How to unwrap an optional option (ie 'var window?')

dhoerl · 2021-10-06T17:54:06.651Z

What I want to use:

if let window = UIApplication.shared.delegate?.window {

but the compiler won't let me, so I found a work-around:

if let _window = UIApplication.shared.delegate?.window, let window = _window {

Surely there is a better way!

anon9791410 · 2021-10-06T18:01:40.410Z

You have an extra ? at the end of this line.

if let window = UIApplication.shared.delegate?.window?

You don't have it in the second version though. So I'm a bit confused. Is that really the problem?

tera · 2021-10-06T19:23:40.713Z

i think David is referring to the fact that this doesn't compile:

    if let window = UIApplication.shared.delegate?.window {
        window.becomeKey() // Error: Value of optional type 'UIWindow?' must be unwrapped to refer to member 'becomeKey' of wrapped base type 'UIWindow'
    }

    // and this is the workaround:

    if let _window = UIApplication.shared.delegate?.window, let window = _window {
        window.becomeKey()
    }

somehow window is returned as double optional but swift only unwraps one level of optionality in the first case.

jmjauer · 2021-10-06T19:31:03.512Z

if let window = UIApplication.shared.delegate?.window ?? nil {…}

I am on the iPhone right now, so i didn’t try it out

jrose · 2021-10-06T20:02:04.368Z

The extra level of Optional indicates that the delegate may not implement the window property. @jmjauer's solution is my preferred one if you want to treat "doesn't implement the property" the same as "no window"…but only if you're writing general code that has to support delegates with or without the property. If you're writing code that's only intended to work with your UIApplicationDelegate, you should use ! here, because it's information you have that the compiler doesn't ("the particular UIApplicationDelegate here implements the window property").

tera · 2021-10-06T20:06:54.190Z

probably this if i know that window must be there?

    let window = UIApplication.shared.delegate!.window!!
    window.becomeKey()

i take it this is only due to Obj-C interop and can't happen in practice in pure swift code?

found another oddity:

UIApplication.shared.delegate!.window = UIWindow() // Cannot assign to property: 'shared' is a get-only property

the error message looks quite strange given that the objects used here are references.

dhoerl · 2021-10-06T21:00:01.415Z

jmjauer:

UIApplication.shared.delegate?.window ?? nil

So I tried your code - and it now compiles!

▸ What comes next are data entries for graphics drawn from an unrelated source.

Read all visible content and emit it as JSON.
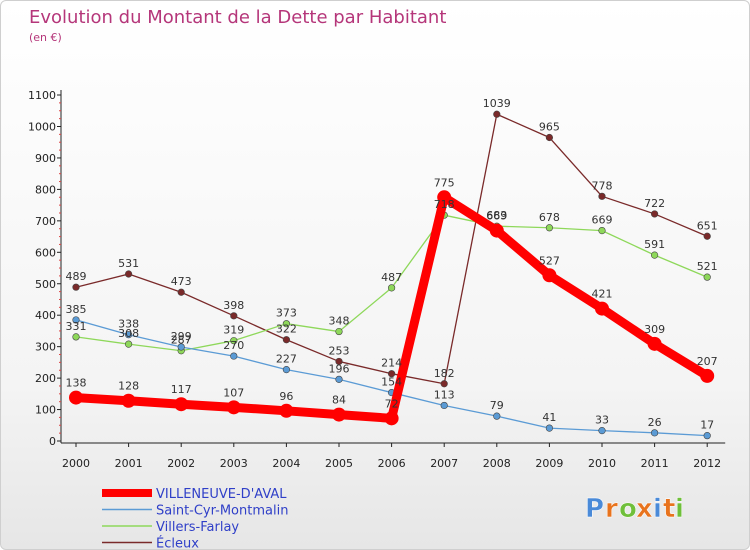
{
  "chart_data": {
    "type": "line",
    "title": "Evolution du Montant de la Dette par Habitant",
    "subtitle": "(en €)",
    "x": [
      "2000",
      "2001",
      "2002",
      "2003",
      "2004",
      "2005",
      "2006",
      "2007",
      "2008",
      "2009",
      "2010",
      "2011",
      "2012"
    ],
    "yticks": [
      0,
      100,
      200,
      300,
      400,
      500,
      600,
      700,
      800,
      900,
      1000,
      1100
    ],
    "ylim": [
      0,
      1100
    ],
    "grid": false,
    "legend_position": "bottom-left",
    "series": [
      {
        "name": "Écleux",
        "color": "#7a2a2a",
        "values": [
          489,
          531,
          473,
          398,
          322,
          253,
          214,
          182,
          1039,
          965,
          778,
          722,
          651
        ]
      },
      {
        "name": "Villers-Farlay",
        "color": "#8ed85a",
        "values": [
          331,
          308,
          287,
          319,
          373,
          348,
          487,
          718,
          683,
          678,
          669,
          591,
          521
        ]
      },
      {
        "name": "Saint-Cyr-Montmalin",
        "color": "#5b9bd5",
        "values": [
          385,
          338,
          299,
          270,
          227,
          196,
          154,
          113,
          79,
          41,
          33,
          26,
          17
        ]
      },
      {
        "name": "VILLENEUVE-D'AVAL",
        "color": "#ff0000",
        "values": [
          138,
          128,
          117,
          107,
          96,
          84,
          72,
          775,
          669,
          527,
          421,
          309,
          207
        ]
      }
    ]
  },
  "logo": {
    "letters": [
      "P",
      "r",
      "o",
      "x",
      "i",
      "t",
      "i"
    ],
    "colors": [
      "#4a8ad8",
      "#e8731d",
      "#6fbf3a",
      "#e8731d",
      "#4a8ad8",
      "#e8731d",
      "#6fbf3a"
    ]
  }
}
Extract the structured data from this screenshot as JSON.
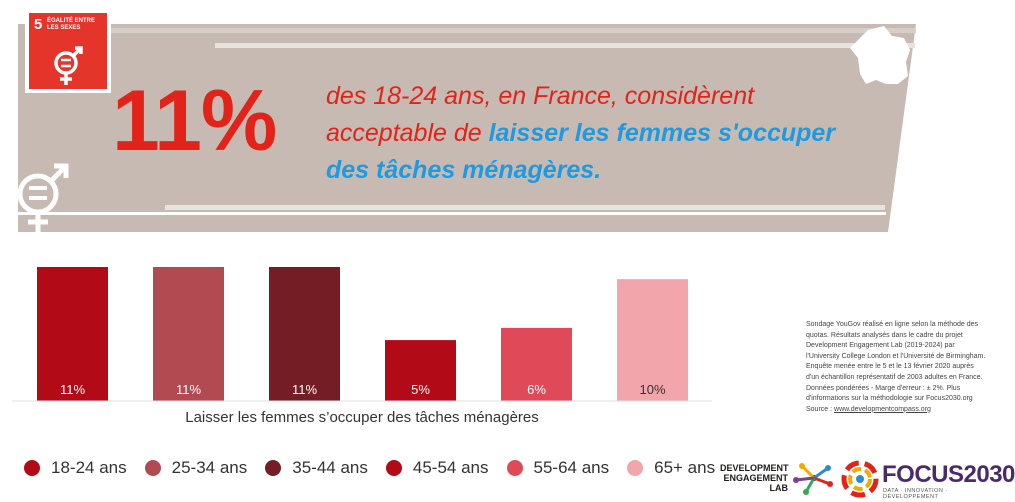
{
  "sdg": {
    "number": "5",
    "label": "ÉGALITÉ ENTRE LES SEXES"
  },
  "headline": {
    "percent": "11%",
    "text_part1": "des 18-24 ans, en France, considèrent acceptable de ",
    "text_highlight": "laisser les femmes s'occuper des tâches ménagères."
  },
  "chart_data": {
    "type": "bar",
    "categories": [
      "18-24 ans",
      "25-34 ans",
      "35-44 ans",
      "45-54 ans",
      "55-64 ans",
      "65+ ans"
    ],
    "values": [
      11,
      11,
      11,
      5,
      6,
      10
    ],
    "data_labels": [
      "11%",
      "11%",
      "11%",
      "5%",
      "6%",
      "10%"
    ],
    "colors": [
      "#b20b17",
      "#b24a52",
      "#741d24",
      "#b20b17",
      "#e04a58",
      "#f2a5ab"
    ],
    "xlabel": "Laisser les femmes s’occuper des tâches ménagères",
    "ylim": [
      0,
      11
    ],
    "legend_position": "bottom"
  },
  "legend": [
    {
      "label": "18-24 ans",
      "color": "#b20b17"
    },
    {
      "label": "25-34 ans",
      "color": "#b24a52"
    },
    {
      "label": "35-44 ans",
      "color": "#741d24"
    },
    {
      "label": "45-54 ans",
      "color": "#b20b17"
    },
    {
      "label": "55-64 ans",
      "color": "#e04a58"
    },
    {
      "label": "65+ ans",
      "color": "#f2a5ab"
    }
  ],
  "source": {
    "text": "Sondage YouGov réalisé en ligne selon la méthode des quotas. Résultats analysés dans le cadre du projet Development Engagement Lab (2019-2024) par l'University College London et l'Université de Birmingham. Enquête menée entre le 5 et le 13 février 2020 auprès d'un échantillon représentatif de 2003 adultes en France. Données pondérées - Marge d'erreur : ± 2%. Plus d'informations sur la méthodologie sur Focus2030.org",
    "source_prefix": "Source :",
    "url": "www.developmentcompass.org"
  },
  "logos": {
    "del_line1": "DEVELOPMENT",
    "del_line2": "ENGAGEMENT",
    "del_line3": "LAB",
    "focus_name": "FOCUS2030",
    "focus_tagline": "DATA · INNOVATION · DÉVELOPPEMENT"
  },
  "theme": {
    "banner_bg": "#c7bab2",
    "accent_red": "#e2231a",
    "accent_blue": "#1e9be0"
  }
}
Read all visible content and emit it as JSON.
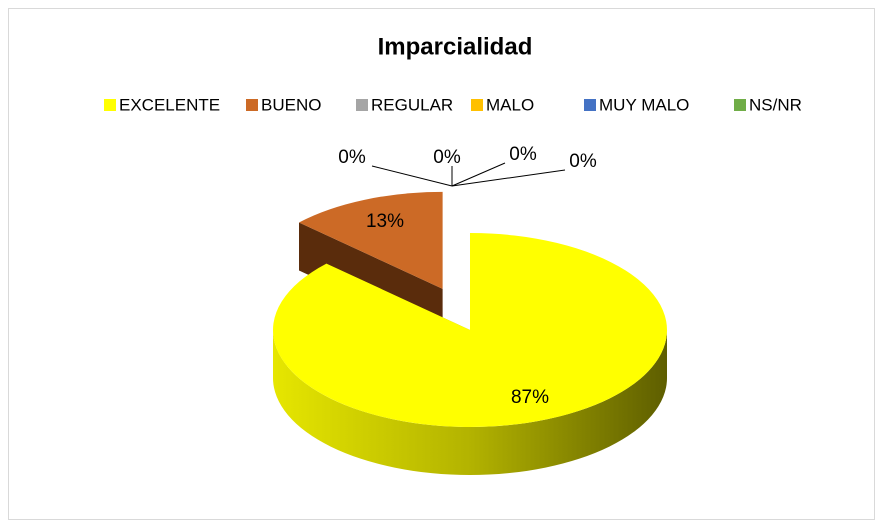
{
  "chart_data": {
    "type": "pie3d",
    "title": "Imparcialidad",
    "categories": [
      "EXCELENTE",
      "BUENO",
      "REGULAR",
      "MALO",
      "MUY MALO",
      "NS/NR"
    ],
    "values": [
      87,
      13,
      0,
      0,
      0,
      0
    ],
    "value_labels": [
      "87%",
      "13%",
      "0%",
      "0%",
      "0%",
      "0%"
    ],
    "colors": [
      "#ffff00",
      "#cc6a26",
      "#a5a5a5",
      "#ffc000",
      "#4472c4",
      "#70ad47"
    ],
    "legend": "top"
  }
}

But it will sure be hard to explain to someone in a code review
Thanks for the help!!!

dhoerl · 2021-10-06T21:01:56.996Z

All this mess caused by the deprecation of 'keyWIndow'.

dhoerl · 2021-10-06T21:02:48.107Z

Even if I know my code has a property, I just won't use a "!" unless absolutely forced to. Personal style, YMMV.

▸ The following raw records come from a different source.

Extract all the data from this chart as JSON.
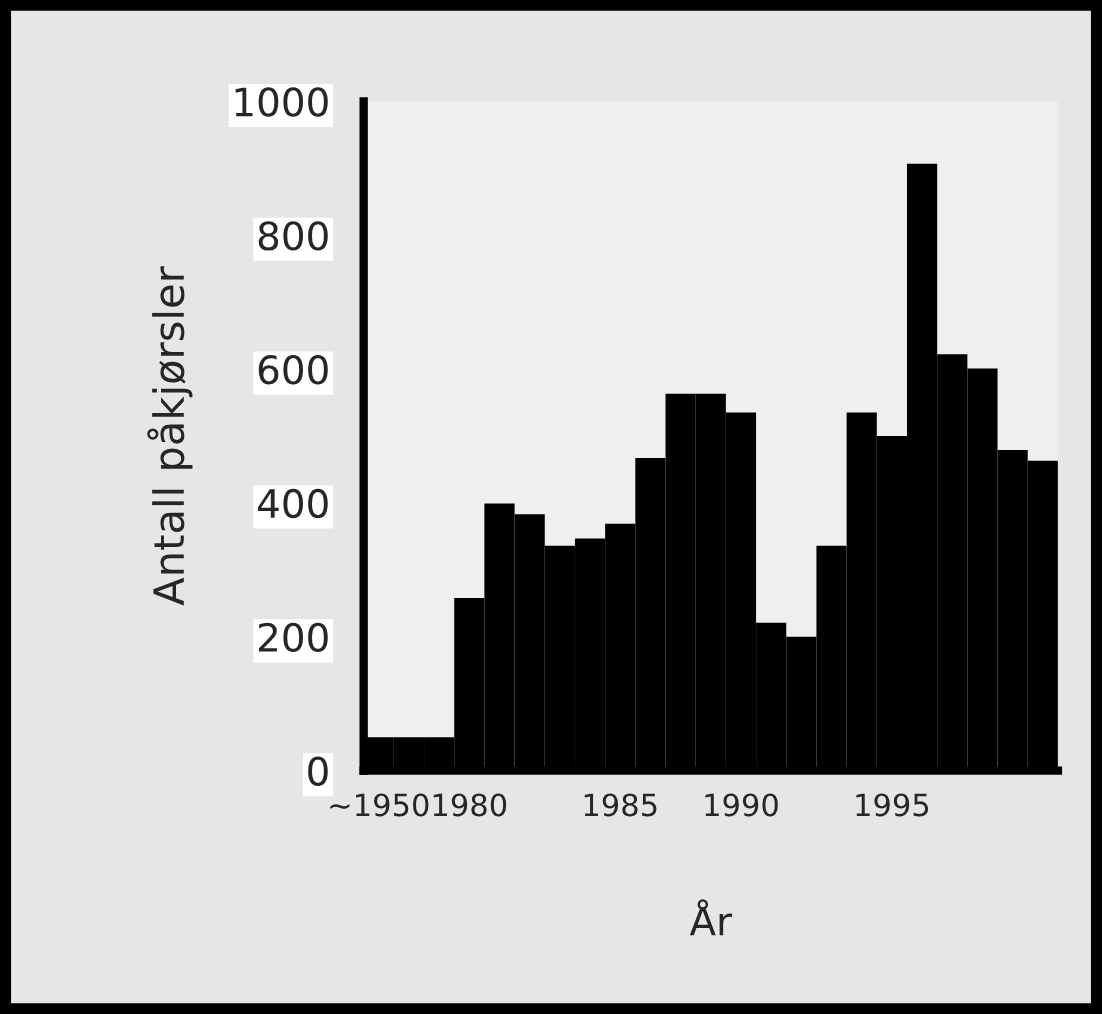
{
  "chart_data": {
    "type": "bar",
    "xlabel": "År",
    "ylabel": "Antall påkjørsler",
    "categories": [
      "~1950",
      null,
      null,
      "1980",
      null,
      null,
      null,
      null,
      "1985",
      null,
      null,
      null,
      "1990",
      null,
      null,
      null,
      null,
      "1995",
      null,
      null,
      null,
      null,
      null
    ],
    "values": [
      50,
      50,
      50,
      258,
      399,
      383,
      336,
      347,
      369,
      467,
      563,
      563,
      535,
      221,
      200,
      336,
      535,
      500,
      907,
      622,
      601,
      479,
      463
    ],
    "color": "#000000",
    "ylim": [
      0,
      1000
    ],
    "yticks": [
      0,
      200,
      400,
      600,
      800,
      1000
    ],
    "grid": false
  }
}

jrose · 2021-10-06T21:09:34.417Z

tera:

found another oddity:
UIApplication.shared.delegate!.window = UIWindow() // Cannot assign to property: 'shared' is a get-only property
the error message looks quite strange given that the objects used here are references.

This is SR-5475 (and we never found a satisfactory way to implement it), but the error message should definitely be clearer and it may be worth filing a separate bug about that.

anon9791410 · 2021-10-06T23:01:14.925Z

dhoerl:

But it will sure be hard to explain to someone in a code review

Well, you can always use this instead…

if case let window?? = UIApplication.shared.delegate?.window {

I think it might better demonstrate what's going on, actually.

Peter-Schorn · 2021-10-07T00:18:27.852Z

Here's my preferred pattern for unwrapping multiple levels of optionality:

if let window = UIApplication.shared.delegate?.window as? UIWindow {
    // ...
}